第8話 新世界ー4 カルト施設
アラタは、また昨日のように受付に母を呼ぶように言うつもりだった。
その後、母を殴ってでも連れ帰る。
他の信者が邪魔しようとするのならアラタはそいつらにも暴力を振るうつもりでいた。後日警察を呼ばれるようなことになっても、母を連れ返せればそれでいい。
何せとっくにアラタの人生は破綻しているのだ。牢屋にぶち込まれることになろうが失うものは何もなかった。
そもそも人の親を洗脳して金を巻き上げているような奴らが警察に頼るなんて冗談はやめてくれよともアラタは思った。多少の騒ぎでは警察なんて呼ばれないだろうとも。

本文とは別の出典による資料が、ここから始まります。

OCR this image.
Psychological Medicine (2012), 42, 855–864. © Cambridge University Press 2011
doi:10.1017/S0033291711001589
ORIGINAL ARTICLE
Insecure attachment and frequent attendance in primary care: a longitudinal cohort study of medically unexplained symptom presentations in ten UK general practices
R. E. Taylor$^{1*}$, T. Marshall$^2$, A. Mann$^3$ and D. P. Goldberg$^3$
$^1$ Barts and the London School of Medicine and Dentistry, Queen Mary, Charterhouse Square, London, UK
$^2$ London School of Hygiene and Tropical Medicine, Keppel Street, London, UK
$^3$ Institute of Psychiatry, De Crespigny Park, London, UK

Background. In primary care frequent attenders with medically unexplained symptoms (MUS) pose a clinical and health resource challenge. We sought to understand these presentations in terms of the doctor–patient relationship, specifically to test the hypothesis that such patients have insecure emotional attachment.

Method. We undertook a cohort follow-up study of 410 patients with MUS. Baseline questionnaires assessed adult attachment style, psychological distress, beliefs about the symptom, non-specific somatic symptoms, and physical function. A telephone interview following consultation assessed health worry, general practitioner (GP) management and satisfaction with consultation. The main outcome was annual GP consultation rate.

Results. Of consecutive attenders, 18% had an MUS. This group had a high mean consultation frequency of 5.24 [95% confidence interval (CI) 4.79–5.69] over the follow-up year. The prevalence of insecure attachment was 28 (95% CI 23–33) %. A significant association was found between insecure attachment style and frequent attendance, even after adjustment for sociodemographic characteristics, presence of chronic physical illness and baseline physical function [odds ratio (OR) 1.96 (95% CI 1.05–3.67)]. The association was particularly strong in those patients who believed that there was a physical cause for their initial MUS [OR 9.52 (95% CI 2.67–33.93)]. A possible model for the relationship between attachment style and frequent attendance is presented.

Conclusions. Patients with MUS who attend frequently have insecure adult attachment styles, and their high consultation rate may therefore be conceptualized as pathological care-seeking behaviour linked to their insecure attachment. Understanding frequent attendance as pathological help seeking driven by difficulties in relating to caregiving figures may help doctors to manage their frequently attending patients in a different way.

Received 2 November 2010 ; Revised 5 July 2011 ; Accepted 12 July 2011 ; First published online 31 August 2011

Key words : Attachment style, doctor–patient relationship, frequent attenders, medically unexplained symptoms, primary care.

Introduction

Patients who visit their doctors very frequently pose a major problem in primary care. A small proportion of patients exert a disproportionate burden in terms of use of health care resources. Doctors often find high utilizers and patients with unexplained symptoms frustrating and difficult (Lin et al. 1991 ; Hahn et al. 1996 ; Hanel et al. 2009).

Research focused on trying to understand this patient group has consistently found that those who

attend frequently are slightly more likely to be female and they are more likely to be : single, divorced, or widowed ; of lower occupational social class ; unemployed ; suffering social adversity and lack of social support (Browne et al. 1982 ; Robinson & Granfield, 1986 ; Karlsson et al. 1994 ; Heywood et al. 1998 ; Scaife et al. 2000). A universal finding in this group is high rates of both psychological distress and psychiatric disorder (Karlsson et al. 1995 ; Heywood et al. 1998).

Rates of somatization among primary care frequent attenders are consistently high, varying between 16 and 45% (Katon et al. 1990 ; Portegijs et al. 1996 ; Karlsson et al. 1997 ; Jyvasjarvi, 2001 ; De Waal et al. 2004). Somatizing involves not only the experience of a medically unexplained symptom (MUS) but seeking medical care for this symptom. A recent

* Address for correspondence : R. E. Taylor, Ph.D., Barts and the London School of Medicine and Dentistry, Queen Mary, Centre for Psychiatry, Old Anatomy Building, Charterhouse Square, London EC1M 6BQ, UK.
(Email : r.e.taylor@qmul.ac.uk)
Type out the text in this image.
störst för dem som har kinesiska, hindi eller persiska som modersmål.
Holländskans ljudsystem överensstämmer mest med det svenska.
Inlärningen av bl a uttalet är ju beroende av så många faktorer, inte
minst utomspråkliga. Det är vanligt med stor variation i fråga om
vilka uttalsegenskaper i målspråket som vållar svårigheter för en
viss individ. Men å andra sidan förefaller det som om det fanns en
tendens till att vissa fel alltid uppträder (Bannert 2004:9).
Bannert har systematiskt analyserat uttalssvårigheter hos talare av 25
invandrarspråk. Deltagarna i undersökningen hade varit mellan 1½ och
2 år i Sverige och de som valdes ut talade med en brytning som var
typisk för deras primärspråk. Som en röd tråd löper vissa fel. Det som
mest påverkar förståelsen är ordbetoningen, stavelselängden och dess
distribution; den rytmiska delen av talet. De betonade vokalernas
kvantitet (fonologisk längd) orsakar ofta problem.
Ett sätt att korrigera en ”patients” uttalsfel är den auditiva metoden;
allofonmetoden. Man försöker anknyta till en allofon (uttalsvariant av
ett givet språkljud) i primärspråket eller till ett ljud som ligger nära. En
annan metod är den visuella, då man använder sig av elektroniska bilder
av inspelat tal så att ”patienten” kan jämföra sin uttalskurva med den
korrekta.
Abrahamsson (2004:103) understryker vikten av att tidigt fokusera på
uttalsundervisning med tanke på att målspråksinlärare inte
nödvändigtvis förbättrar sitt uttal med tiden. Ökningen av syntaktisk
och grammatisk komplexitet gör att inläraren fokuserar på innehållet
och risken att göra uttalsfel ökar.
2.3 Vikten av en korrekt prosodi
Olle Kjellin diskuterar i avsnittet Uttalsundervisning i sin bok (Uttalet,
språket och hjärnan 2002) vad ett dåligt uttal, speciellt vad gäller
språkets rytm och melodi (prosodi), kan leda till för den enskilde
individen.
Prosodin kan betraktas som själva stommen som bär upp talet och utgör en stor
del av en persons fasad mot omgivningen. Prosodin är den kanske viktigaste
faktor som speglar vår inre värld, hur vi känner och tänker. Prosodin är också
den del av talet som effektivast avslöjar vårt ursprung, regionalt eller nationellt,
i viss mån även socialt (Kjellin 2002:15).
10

アラタはいよいよ施設の中へと入り、受付の窓口の前に勢いよく迫ると、言葉を受付の人間に対して発しようとする。が、
───誰もいない・・・?
透明な仕切りの先には受付の人間がいるはずだった。
その奥にも施設の職員と見られる人間が何人かおり、代わりに対応できるような状況だったはずだ。
少なくとも昨日訪れた時はそうだった。
しかし、今日の受付から見えるその部屋に人の姿は一切見られない。アラタは予想外の出来事にたじろぎ、必死に頭の中に考えを巡らす。
───思えば今は昼の時間帯であるし、職員は昼食をとりにどこかへいったのかもしれない。
アラタの頭にはそれくらいの可能性しか思いつかなかった。定休日ではないはずなのだ。そもそもこの施設に定休日などあるのかわからないが。
アラタは意を決して受付に向かって声を大きく上げる。しかし返事はない。
アラタは恐る恐る右手を向いた。昨日と違って誰も出てくる様子はない。
アラタは施設内に足を踏み入れることに決めた。
今更手ぶらで引き返すわけにはいかない。それに今は配布された謎の剣もある。何かあればこれで威嚇しつつ脱出すればいい。
アラタは一歩踏みだす。施設の通路は右と左に分かれており、正面には二階へとつながる階段があった。
アラタは右手へと進む。昨日ここを訪れた際、信者たちは右手の方からたくさんずらずらと現れた。
加えて、同じく昨日施設の外側を見た際、右手に大きめなドーム上スペースがあることは確認できている。
そこに多くの信者がいるとアラタは踏んだ。そこには母親もいるはずだと。
アラタは急ぎ足で、しかし周りに警戒しつつ突き進む。
前方には立派な両開きの扉が見えた。ドーム上のスペースの入り口はここで間違いないようだ。
アラタは、片方のとびらの持ち手を左手で掴む。右手はいつでも不測の事態に備えられるようにあけたままだ。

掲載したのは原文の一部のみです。